Encapsulation of fruit peel proanthocyanidins in biopolymer microgels: Relationship between structural characteristics and encapsulation/release properties

Abstract

Sodium alginate was used to fabricate biopolymer microgels to encapsulate two proanthocyanidins (PAs) fractions (F1 and F2) isolated from Choerospondias axillaris (C. axillaris) fruit peels. The impact of the molecular mass of the PAs on their entrapment efficiency and release profile was then established. Additionally, the antioxidant and prebiotic activities of the two PA fractions were investigated. The F1 fraction mainly contained oligomers, while the F2 fraction contained higher molecular weight polymers. Both F1 and F2 fractions exhibited strong antioxidant and prebiotic activities at certain concentrations. The entrapment efficiency of F1 and F2 fractions in alginate beads were 43.4 ± 3.2% and 62.2 ± 4.1%, respectively.

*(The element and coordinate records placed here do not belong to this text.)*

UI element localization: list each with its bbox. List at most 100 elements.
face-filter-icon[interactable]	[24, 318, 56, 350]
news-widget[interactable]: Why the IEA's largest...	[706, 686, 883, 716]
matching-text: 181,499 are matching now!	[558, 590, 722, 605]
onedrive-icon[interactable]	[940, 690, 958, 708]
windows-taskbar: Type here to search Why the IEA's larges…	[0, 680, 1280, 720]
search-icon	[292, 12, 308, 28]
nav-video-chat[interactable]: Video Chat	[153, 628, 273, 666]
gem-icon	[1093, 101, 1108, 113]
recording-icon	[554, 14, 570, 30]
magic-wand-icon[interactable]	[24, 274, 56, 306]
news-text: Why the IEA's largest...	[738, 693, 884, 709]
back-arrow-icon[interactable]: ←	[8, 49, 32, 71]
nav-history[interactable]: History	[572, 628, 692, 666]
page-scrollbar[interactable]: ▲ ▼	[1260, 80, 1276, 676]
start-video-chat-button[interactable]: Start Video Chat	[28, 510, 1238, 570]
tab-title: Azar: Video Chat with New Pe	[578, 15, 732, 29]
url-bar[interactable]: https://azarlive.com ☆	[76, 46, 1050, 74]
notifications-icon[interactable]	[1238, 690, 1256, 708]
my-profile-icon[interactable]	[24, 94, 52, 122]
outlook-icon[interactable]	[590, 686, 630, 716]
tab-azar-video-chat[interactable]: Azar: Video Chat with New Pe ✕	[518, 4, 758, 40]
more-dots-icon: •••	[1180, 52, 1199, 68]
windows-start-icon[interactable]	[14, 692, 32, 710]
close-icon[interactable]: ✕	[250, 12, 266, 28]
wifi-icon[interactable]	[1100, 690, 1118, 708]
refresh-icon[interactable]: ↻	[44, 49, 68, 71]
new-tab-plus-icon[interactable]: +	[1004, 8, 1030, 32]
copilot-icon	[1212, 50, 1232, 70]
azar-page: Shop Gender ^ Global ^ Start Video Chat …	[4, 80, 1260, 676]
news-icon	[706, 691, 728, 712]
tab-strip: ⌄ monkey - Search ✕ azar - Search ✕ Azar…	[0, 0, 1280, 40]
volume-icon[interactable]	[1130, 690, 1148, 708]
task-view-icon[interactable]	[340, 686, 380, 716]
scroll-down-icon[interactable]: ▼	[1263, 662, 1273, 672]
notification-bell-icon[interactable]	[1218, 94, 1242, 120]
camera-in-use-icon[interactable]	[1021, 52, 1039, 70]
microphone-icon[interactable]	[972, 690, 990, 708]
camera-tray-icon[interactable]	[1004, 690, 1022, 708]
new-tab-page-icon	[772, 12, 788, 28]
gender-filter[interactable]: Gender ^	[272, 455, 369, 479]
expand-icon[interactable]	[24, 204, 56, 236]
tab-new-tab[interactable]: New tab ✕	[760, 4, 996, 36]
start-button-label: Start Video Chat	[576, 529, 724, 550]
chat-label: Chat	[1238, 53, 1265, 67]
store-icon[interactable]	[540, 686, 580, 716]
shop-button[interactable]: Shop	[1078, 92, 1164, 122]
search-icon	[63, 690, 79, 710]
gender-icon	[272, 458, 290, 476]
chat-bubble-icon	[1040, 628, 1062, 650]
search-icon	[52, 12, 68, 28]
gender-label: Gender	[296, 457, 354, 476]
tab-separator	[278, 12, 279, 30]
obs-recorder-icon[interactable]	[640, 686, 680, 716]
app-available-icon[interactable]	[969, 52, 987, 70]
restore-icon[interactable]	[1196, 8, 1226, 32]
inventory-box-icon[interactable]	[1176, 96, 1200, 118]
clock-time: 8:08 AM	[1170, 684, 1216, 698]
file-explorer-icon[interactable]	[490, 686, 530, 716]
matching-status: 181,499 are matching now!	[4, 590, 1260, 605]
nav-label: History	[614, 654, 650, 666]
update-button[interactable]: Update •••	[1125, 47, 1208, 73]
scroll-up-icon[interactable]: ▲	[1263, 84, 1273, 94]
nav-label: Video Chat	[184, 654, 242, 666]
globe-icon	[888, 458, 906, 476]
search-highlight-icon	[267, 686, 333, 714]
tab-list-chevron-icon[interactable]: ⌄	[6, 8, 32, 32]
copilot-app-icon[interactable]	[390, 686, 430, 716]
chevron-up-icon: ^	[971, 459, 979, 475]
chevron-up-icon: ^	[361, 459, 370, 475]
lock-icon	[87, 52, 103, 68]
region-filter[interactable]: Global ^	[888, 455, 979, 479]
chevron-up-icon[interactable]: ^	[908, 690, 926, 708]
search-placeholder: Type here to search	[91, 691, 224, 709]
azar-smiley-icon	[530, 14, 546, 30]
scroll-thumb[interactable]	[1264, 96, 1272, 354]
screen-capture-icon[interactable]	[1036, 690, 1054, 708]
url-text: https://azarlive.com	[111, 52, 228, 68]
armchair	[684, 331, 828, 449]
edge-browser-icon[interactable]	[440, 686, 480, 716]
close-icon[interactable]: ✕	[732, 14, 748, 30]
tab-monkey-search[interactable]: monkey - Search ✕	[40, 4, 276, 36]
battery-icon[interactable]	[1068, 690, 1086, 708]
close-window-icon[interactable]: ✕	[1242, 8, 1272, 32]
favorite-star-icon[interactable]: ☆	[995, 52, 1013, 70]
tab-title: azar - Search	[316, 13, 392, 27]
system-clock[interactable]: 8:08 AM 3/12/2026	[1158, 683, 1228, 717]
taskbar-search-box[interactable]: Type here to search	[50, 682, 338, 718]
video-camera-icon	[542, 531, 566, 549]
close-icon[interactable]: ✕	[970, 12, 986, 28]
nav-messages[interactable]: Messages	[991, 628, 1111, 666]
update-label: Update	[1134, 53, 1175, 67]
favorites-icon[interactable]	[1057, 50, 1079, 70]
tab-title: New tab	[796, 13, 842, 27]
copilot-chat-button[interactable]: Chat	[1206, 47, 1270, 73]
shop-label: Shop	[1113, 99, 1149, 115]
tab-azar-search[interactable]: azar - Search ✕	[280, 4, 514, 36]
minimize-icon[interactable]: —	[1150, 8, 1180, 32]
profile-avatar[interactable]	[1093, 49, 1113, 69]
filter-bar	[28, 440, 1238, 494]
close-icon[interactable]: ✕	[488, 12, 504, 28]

The entrapment of the F2 fraction was significantly higher than that of the F1 fraction (p < 0.05), which was attributed to its higher molecular weight. The release of the F2 fraction from the alginate beads was marked slower than the F1 fraction, in both water and simulated gastrointestinal conditions, indicating that PAs with higher molecular weight have the potential for creating prolonged release systems. This study highlights the importance of selecting nutraceuticals with appropriate molecular characteristics to obtain good entrapment efficiency and release properties.